The current holding areas used to house separated children have drawn wide attention after journalists access to a Website on Sunday.
In McAllen, Texas, detention center, The Associated Press reported that hundreds of immigrant children were waiting in a row of cages, created of metal fences. A cage had 20 children inside. Water bottles, bags of chips and large foil sheets on the ceiling or scattered around the plant.
Nielsen, state attorney General Jeff Sessions and other members of the administration have insisted that the White house is simply the enforcement of immigration laws already on the books.

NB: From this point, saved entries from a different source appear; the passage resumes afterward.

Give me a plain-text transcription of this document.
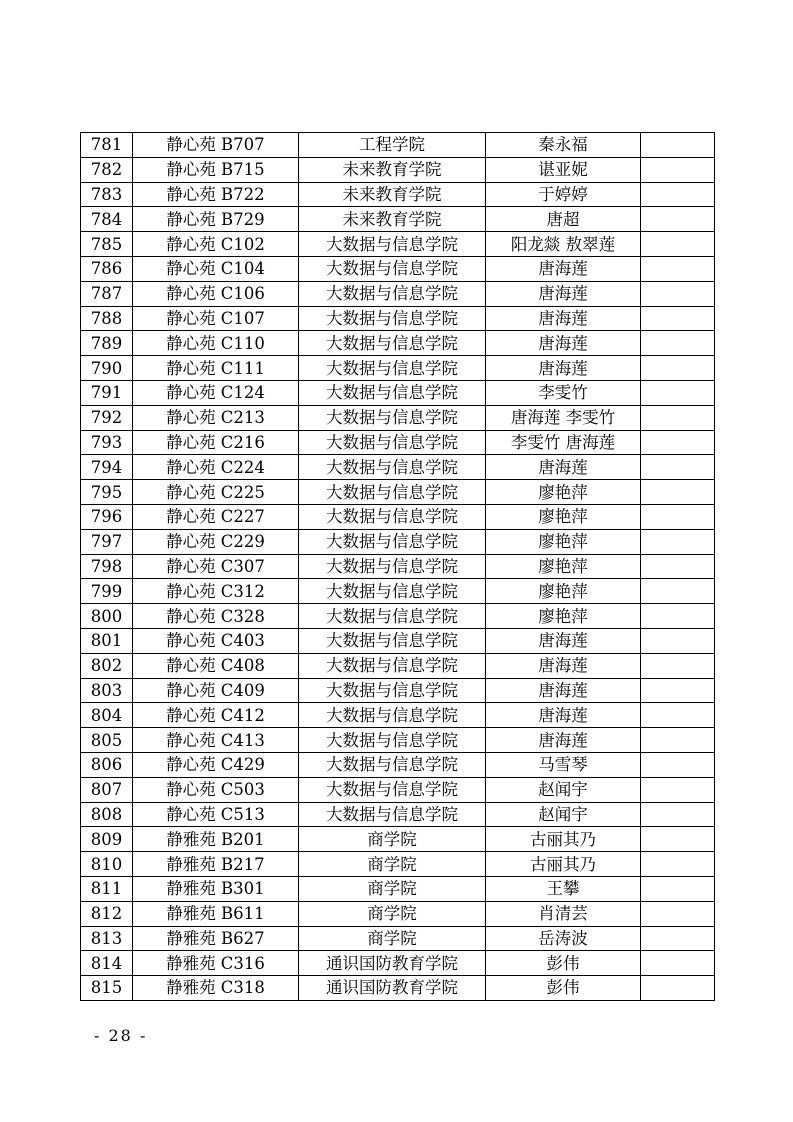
781	静心苑 B707	工程学院	秦永福	
782	静心苑 B715	未来教育学院	谌亚妮	
783	静心苑 B722	未来教育学院	于婷婷	
784	静心苑 B729	未来教育学院	唐超	
785	静心苑 C102	大数据与信息学院	阳龙燚 敖翠莲	
786	静心苑 C104	大数据与信息学院	唐海莲	
787	静心苑 C106	大数据与信息学院	唐海莲	
788	静心苑 C107	大数据与信息学院	唐海莲	
789	静心苑 C110	大数据与信息学院	唐海莲	
790	静心苑 C111	大数据与信息学院	唐海莲	
791	静心苑 C124	大数据与信息学院	李雯竹	
792	静心苑 C213	大数据与信息学院	唐海莲 李雯竹	
793	静心苑 C216	大数据与信息学院	李雯竹 唐海莲	
794	静心苑 C224	大数据与信息学院	唐海莲	
795	静心苑 C225	大数据与信息学院	廖艳萍	
796	静心苑 C227	大数据与信息学院	廖艳萍	
797	静心苑 C229	大数据与信息学院	廖艳萍	
798	静心苑 C307	大数据与信息学院	廖艳萍	
799	静心苑 C312	大数据与信息学院	廖艳萍	
800	静心苑 C328	大数据与信息学院	廖艳萍	
801	静心苑 C403	大数据与信息学院	唐海莲	
802	静心苑 C408	大数据与信息学院	唐海莲	
803	静心苑 C409	大数据与信息学院	唐海莲	
804	静心苑 C412	大数据与信息学院	唐海莲	
805	静心苑 C413	大数据与信息学院	唐海莲	
806	静心苑 C429	大数据与信息学院	马雪琴	
807	静心苑 C503	大数据与信息学院	赵闻宇	
808	静心苑 C513	大数据与信息学院	赵闻宇	
809	静雅苑 B201	商学院	古丽其乃	
810	静雅苑 B217	商学院	古丽其乃	
811	静雅苑 B301	商学院	王攀	
812	静雅苑 B611	商学院	肖清芸	
813	静雅苑 B627	商学院	岳涛波	
814	静雅苑 C316	通识国防教育学院	彭伟	
815	静雅苑 C318	通识国防教育学院	彭伟	
- 28 -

“The voices that criticize the loudest, that the enforcement of the current laws are those whose policies created, to the perpetrators of the crisis and its policy,” Nielsen said.
The policy is the outrage from the conservatives and Republicans as well as Democrats and liberals has drawn. The Rev. Franklin Graham, a longtime trump ally, called the policy “shameful.” Several religious groups have also pushed the practice and the former first lady, Laura Bush, called it “cruel” and “immoral” in a Washington Post opinion piece.
On Capitol Hill, of Michigan, Republican Rep. Fred Upton for an immediate end to this “ugly and inhuman practice called for,” adding, “It is never acceptable to use children as a bargaining chip in the political process.” And Kansas GOP sen. Pat Roberts said he was “against the separation of the parents as a deterrent against illegal immigration.”
The Associated Press contributed to this report.